Over at the Digital Education blog, my colleague Mike Bock penned an item on new educational video start-up Knowmia. Mike culled the details on the company from around the Web—it's a site that allows teachers to upload their own video lessons, and uses search engine tactics and personal preferences to filter out the best ones. There's also a tool for teachers to create their own video lessons using those posted on the site. If we're using the annoying but time-honored tech media tradition of describing companies in terms of other companies, it's like a combination of Khan Academy, Netflix, and Pinterest.
But it's not an easy task to take on Khan Academy, the uber-popular repository of video lessons from founder Sal Khan, even if there are some vocal naysayers. (Also, Khan Academy videos are among those aggregated for on Knowmia.) What's notable about Knowmia, though, are the resources at its disposal to take on Khan. The founder and CEO Ariel Braunstein is a co-founder of Pure Digital, the company that brought you pocket-sized digital cameras, was purchased by Cisco for $590 million, and then surprisingly discontinued two years later. So Knowmia should have some money behind it, or at least more than the standard lean start-up.
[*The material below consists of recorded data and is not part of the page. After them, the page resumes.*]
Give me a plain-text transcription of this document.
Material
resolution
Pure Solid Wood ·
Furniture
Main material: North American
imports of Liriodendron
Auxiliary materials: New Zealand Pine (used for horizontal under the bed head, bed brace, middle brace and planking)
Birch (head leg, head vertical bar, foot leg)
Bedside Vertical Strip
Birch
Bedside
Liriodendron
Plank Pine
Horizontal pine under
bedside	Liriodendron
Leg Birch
It will also have some serious start-up know-how. Knowmia is participating in Y Combinator, the renowned start-up incubator. (Incubators are highly competitive programs typically run by technology industry luminaries who offer accepted companies access to investors, knowledge on how to run and develop a company, and seed investment, in exchange for a stake in the company.) Y Combinator is run by start-up guru Paul Graham, and helped launch companies like social sharing site Reddit, cloud storage company Dropbox, and digital document tool Scribd.
Y Combinator forms the basis for Imagine K12, one of the only start-up incubators specifically for K-12 education companies. I recently spent some time in Palo Alto with Imagine K-12's founders and its current cohort of companies (you can expect a larger piece in the coming weeks). Everyone there viewed Y Combinator as the gold standard of the technology start-up scene, so perhaps Khan Academy should take note.